Stroke is one of the main causes of human death and disability (Wang et al., 2014) and is associated with a high rate of disability and recurrence. According to population-based studies (Benjamin et al., 2017), ischemic stroke (IS) accounts for more than 80% of all strokes. According to its etiology and imaging, IS can be categorized into five subtypes (Adams et al., 1993; Chen et al., 2012), including large artery atherosclerosis (LAA), small artery occlusion (SAO), cardioembolism, stroke of other determined cause, and stroke of undetermined cause. The classification of IS can help with the early treatment and prevention of long-term recurrence in patients (Montaner et al., 2008). However, the diagnosis and classification of IS mainly rely on neuroimaging techniques, which are scarce, expensive, and time-consuming (Latchaw et al., 2009). Therefore, new biomarkers for the rapid and accurate prediction, diagnosis, and classification of IS might play a positive role in clarifying the pathophysiological mechanism of IS and promoting the secondary prevention and management of patients with IS.
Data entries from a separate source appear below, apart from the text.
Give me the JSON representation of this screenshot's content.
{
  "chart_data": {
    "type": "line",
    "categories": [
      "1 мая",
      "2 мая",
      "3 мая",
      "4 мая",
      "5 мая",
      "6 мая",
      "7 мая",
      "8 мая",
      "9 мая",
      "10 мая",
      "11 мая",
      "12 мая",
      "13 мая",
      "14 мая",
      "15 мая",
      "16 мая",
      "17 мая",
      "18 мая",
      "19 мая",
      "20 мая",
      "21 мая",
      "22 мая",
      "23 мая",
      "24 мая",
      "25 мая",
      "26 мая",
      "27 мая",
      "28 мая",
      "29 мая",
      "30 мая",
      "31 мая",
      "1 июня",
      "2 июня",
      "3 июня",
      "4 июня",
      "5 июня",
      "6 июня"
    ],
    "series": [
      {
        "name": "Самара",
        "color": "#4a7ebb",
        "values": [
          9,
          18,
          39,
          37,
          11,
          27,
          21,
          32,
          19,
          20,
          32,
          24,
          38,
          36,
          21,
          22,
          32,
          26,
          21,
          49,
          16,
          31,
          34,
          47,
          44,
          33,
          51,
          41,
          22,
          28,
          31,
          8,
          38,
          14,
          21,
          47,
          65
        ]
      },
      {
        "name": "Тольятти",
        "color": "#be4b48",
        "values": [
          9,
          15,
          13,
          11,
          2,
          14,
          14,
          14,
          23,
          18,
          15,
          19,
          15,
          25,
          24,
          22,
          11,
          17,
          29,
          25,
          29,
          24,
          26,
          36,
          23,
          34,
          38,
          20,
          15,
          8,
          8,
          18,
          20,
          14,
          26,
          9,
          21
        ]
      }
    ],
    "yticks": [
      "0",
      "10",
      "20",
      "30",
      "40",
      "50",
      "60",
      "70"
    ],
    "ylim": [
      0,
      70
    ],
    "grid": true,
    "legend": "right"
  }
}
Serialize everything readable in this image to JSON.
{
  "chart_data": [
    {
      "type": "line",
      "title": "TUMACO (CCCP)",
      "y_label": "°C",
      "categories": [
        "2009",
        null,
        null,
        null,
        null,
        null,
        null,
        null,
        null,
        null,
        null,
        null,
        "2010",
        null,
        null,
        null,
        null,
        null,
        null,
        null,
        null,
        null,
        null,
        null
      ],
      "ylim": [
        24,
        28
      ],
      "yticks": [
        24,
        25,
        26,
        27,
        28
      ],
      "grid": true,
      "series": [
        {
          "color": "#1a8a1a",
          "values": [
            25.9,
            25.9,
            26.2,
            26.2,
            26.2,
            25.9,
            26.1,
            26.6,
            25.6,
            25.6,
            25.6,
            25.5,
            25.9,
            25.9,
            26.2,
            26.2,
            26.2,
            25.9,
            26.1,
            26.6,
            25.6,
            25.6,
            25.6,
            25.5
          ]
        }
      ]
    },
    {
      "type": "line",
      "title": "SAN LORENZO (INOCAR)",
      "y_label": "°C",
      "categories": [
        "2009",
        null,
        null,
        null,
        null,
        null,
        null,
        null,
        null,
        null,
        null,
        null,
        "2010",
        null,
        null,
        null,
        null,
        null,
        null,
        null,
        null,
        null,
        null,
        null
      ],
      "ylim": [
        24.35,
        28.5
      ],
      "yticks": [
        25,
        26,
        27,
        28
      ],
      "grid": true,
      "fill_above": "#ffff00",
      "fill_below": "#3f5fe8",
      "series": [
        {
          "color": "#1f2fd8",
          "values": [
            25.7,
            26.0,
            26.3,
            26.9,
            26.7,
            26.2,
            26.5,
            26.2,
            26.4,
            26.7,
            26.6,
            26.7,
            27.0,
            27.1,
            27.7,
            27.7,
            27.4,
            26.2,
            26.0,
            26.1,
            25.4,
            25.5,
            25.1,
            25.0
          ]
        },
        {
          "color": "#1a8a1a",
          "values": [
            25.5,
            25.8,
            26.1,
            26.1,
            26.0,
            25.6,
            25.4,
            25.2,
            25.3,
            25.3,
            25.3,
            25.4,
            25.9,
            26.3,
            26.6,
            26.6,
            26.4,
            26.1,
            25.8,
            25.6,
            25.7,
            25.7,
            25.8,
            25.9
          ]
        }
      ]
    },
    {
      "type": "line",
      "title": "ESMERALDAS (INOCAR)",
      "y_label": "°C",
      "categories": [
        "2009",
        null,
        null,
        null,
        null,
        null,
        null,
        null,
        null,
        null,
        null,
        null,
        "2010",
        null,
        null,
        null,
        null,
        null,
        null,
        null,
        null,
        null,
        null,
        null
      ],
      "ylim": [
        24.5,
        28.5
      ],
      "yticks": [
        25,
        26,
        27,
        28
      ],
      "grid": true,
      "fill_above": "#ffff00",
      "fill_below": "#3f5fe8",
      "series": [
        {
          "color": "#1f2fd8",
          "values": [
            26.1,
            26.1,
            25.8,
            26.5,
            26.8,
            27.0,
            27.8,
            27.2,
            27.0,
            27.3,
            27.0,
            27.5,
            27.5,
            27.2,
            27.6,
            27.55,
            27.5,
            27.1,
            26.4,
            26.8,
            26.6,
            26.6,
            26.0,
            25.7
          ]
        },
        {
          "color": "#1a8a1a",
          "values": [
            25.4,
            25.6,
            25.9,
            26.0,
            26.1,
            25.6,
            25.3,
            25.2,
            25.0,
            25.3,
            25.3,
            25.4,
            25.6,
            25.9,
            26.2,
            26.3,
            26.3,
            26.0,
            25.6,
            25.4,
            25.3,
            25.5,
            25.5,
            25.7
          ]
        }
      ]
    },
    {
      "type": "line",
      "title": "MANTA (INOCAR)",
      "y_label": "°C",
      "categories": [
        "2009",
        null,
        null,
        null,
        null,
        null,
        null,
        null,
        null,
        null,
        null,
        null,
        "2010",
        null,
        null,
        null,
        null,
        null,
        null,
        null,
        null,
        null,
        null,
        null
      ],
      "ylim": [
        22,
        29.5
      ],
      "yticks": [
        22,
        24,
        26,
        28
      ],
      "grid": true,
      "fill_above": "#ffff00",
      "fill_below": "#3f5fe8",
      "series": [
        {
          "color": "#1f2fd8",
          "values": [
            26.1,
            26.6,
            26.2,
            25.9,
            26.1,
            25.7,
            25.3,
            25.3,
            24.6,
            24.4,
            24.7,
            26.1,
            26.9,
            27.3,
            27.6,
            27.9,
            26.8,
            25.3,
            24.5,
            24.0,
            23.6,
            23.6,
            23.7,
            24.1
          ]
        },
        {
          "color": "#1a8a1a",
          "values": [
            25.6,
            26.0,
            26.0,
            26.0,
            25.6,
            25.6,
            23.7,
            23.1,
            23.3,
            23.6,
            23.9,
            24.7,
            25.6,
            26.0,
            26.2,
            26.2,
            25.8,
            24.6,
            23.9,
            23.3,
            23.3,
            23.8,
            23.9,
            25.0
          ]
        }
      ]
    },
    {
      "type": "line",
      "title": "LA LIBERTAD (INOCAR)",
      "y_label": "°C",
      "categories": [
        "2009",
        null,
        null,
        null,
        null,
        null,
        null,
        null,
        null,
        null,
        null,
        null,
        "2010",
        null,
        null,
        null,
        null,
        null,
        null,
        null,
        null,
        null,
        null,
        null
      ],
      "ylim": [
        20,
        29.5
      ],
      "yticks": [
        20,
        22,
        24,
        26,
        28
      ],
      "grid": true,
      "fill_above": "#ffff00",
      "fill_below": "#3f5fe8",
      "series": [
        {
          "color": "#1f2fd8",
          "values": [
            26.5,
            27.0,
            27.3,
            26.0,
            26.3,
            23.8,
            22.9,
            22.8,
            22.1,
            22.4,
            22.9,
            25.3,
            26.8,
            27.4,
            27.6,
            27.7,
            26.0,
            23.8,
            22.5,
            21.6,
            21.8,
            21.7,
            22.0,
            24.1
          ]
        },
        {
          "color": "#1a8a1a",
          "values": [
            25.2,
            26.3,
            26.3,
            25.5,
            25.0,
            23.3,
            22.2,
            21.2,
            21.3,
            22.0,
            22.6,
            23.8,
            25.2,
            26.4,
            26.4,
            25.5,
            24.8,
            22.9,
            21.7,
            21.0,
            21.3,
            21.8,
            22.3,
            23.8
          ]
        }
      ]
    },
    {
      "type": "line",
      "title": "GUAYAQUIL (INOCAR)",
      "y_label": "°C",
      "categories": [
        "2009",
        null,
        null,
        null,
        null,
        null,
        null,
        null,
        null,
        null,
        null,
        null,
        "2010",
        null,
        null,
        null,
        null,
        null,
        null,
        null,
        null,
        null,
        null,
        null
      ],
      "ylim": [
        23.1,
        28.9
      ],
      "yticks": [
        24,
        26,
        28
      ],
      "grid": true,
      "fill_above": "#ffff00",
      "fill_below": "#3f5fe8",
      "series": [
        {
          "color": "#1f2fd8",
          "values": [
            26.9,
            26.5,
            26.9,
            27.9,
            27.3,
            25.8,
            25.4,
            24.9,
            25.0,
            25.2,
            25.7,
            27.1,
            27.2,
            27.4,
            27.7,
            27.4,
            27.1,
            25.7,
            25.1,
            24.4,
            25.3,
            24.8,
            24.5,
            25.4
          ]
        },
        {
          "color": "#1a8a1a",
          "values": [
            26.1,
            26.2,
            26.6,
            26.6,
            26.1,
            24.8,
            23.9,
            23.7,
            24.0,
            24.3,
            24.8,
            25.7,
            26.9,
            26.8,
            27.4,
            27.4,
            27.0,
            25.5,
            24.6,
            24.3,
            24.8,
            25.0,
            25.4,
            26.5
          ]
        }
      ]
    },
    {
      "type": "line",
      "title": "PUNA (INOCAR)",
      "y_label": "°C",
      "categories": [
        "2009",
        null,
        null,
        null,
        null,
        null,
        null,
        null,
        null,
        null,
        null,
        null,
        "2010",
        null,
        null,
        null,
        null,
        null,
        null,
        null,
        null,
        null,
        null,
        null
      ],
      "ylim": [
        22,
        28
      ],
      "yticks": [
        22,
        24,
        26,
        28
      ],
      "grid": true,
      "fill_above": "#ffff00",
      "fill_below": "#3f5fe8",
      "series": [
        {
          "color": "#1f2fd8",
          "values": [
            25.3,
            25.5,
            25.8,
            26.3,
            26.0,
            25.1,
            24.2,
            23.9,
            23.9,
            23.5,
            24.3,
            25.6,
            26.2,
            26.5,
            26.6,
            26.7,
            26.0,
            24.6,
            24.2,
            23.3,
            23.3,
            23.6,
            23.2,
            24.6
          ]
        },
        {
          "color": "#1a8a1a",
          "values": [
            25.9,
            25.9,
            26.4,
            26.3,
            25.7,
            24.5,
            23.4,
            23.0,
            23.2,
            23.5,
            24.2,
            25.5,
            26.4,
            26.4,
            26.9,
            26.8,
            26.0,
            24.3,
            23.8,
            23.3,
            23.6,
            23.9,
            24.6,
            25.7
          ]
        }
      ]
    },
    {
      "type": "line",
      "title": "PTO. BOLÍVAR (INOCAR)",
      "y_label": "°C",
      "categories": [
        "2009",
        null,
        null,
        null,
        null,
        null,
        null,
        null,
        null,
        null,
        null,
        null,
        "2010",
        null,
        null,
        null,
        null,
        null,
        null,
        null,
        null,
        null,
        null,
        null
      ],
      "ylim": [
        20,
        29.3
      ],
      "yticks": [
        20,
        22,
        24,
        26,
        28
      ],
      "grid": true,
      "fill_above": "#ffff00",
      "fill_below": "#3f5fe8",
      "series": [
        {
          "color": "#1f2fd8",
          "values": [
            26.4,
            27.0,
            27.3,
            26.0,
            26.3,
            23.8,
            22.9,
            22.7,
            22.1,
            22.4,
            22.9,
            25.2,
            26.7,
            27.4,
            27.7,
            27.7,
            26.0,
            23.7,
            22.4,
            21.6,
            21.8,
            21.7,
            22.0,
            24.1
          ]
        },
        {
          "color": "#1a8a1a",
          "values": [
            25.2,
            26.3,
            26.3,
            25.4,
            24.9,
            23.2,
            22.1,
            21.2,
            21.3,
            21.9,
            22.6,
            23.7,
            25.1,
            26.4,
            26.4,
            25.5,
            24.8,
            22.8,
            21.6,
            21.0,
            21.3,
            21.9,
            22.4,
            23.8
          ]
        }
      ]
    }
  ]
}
It is difficult to release macromolecules from the brain into the blood due to the presence of the blood–brain barrier (Jickling and Sharp, 2015). Some conventional detection methods make it difficult to detect specific sensitive different metabolites in patients with IS. However, with the development of the emerging science of metabolomics, it may be possible to identify specific small molecular biomarkers in patients with IS and determine the underlying etiology. Metabolomics is an effective method to reveal biomolecules’ phenotypes. This method enables the identification of changes in small molecular metabolites in various diseases, which can greatly help in understanding and diagnosing diseases. Many studies using metabolomics have revealed the differences in metabolites between patients with acute ischemic stroke (AIS) and healthy controls (HCs) (Jung et al., 2011; Kimberly et al., 2013). To date, few studies have explored the differences in metabolites between the LAA and SAO subtypes of IS. In this study, non-targeted metabolites based on liquid chromatography–mass spectrometry (LC–MS) were used to study the different metabolites between patients with AIS and the HCs and between patients with the LAA and SAO subtypes of IS. The proposed method offers important advantages over traditional alternatives, ensuring that it is feasible to screen potential biomarkers and further explore the relevant underlying pathophysiological mechanisms.